The first step in analyzing a tachyarrhythmia is to look at the width of the QRS complex in all 12 leads, if possible. If the QRS complex is narrow (0.10-0.11 sec or less), you are dealing with some type of supraventricular arrhythmia and not VT. If the QRS complex is wide (0.12 sec or more), you should consider the rhythm to be VT unless it can be proved otherwise.
Differential Diagnosis of Narrow Complex Tachyarrhythmias
The characteristics of sinus tachycardia, PSVTs, AF, and atrial flutter have been described in previous chapters. Sinus tachycardia in adults generally produces a heart rate between 100 and 180 beats/min, with the higher rates (150 to 180 beats/min) generally occurring in association with exercise. If you find a narrow (normal QRS duration) complex tachycardia with a rate of 150 beats/min or more in a resting adult, especially an elderly one, you are most likely dealing with one of the other three types of (nonsinus) arrhythmias mentioned previously.

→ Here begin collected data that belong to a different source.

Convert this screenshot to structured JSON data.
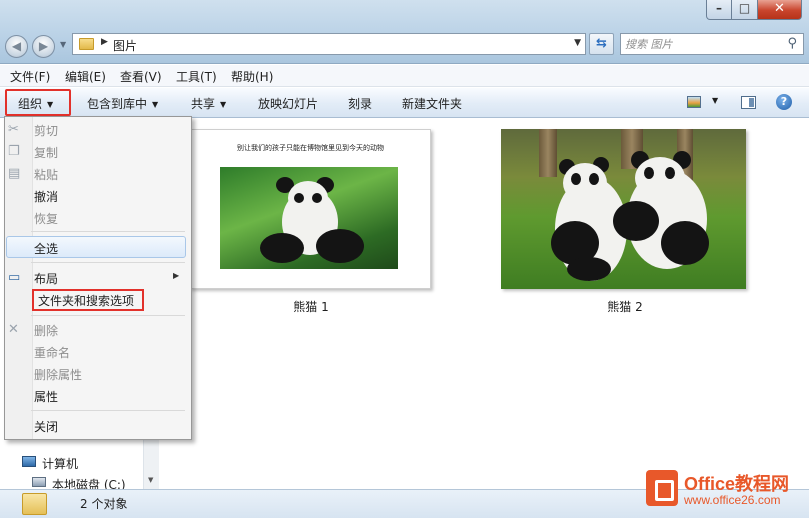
{
  "address": {
    "path": "图片",
    "search_placeholder": "搜索 图片"
  },
  "menubar": [
    "文件(F)",
    "编辑(E)",
    "查看(V)",
    "工具(T)",
    "帮助(H)"
  ],
  "toolbar": {
    "organize": "组织",
    "include_library": "包含到库中",
    "share": "共享",
    "slideshow": "放映幻灯片",
    "burn": "刻录",
    "new_folder": "新建文件夹"
  },
  "organize_menu": {
    "cut": "剪切",
    "copy": "复制",
    "paste": "粘贴",
    "undo": "撤消",
    "redo": "恢复",
    "select_all": "全选",
    "layout": "布局",
    "folder_options": "文件夹和搜索选项",
    "delete": "删除",
    "rename": "重命名",
    "remove_props": "删除属性",
    "properties": "属性",
    "close": "关闭"
  },
  "nav_pane": {
    "computer": "计算机",
    "local_disk": "本地磁盘 (C:)"
  },
  "files": [
    {
      "name": "熊猫 1",
      "image_caption": "别让我们的孩子只能在博物馆里见到今天的动物"
    },
    {
      "name": "熊猫 2"
    }
  ],
  "status": {
    "count": "2 个对象"
  },
  "watermark": {
    "title": "Office教程网",
    "url": "www.office26.com"
  },
  "colors": {
    "highlight": "#e2312b",
    "watermark": "#e8582a"
  }
}
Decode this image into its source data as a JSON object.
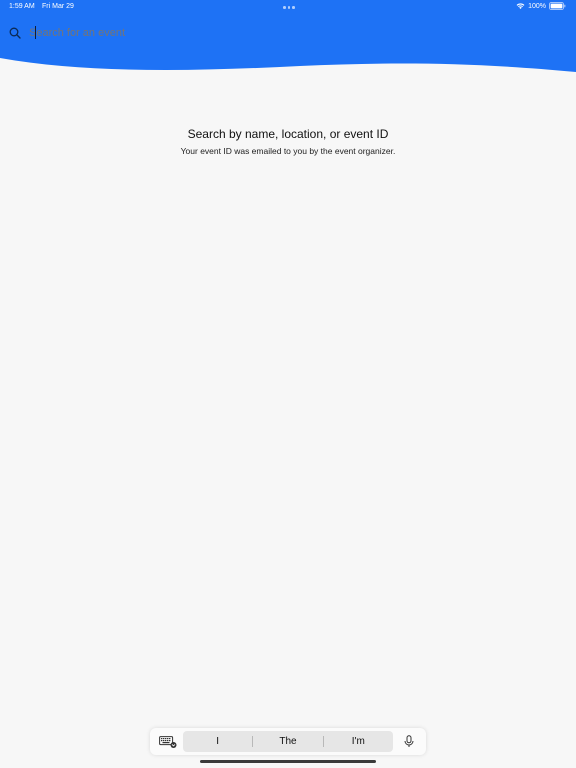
{
  "status_bar": {
    "time": "1:59 AM",
    "date": "Fri Mar 29",
    "battery": "100%"
  },
  "search": {
    "placeholder": "Search for an event",
    "value": ""
  },
  "empty_state": {
    "title": "Search by name, location, or event ID",
    "subtitle": "Your event ID was emailed to you by the event organizer."
  },
  "keyboard": {
    "suggestions": [
      "I",
      "The",
      "I'm"
    ],
    "icons": {
      "keyboard": "keyboard-icon",
      "mic": "microphone-icon"
    }
  },
  "colors": {
    "header": "#1e72f5",
    "background": "#f7f7f7"
  }
}
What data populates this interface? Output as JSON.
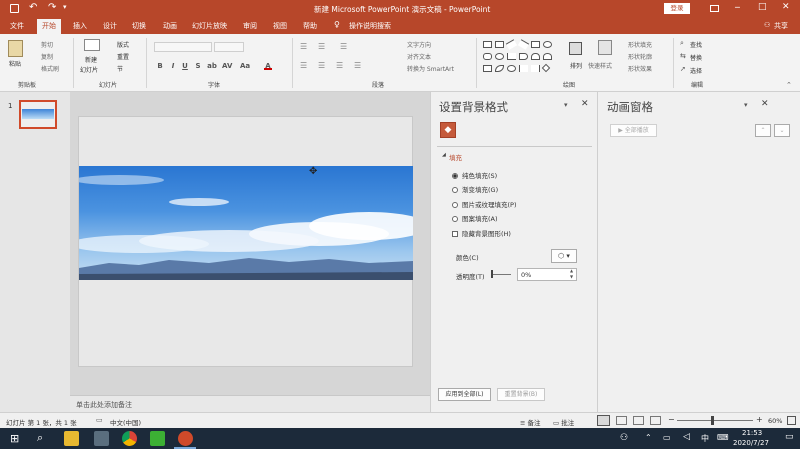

PSVT and AF can generally be distinguished on the basis of their regularity. PSVT resulting from AV nodal reentry or a concealed bypass tract is usually an almost perfectly regular tachycardia with a ventricular rate between 140 and 250 beats/min (see Chapter 14). AF, on the other hand, is distinguished by its irregularity. Remember that with rapid AF (Fig. 20-6) the f waves may not be clearly visible, but the diagnosis can be made in almost every case by noting the absence of true P waves and the haphazardly irregular QRS complexes.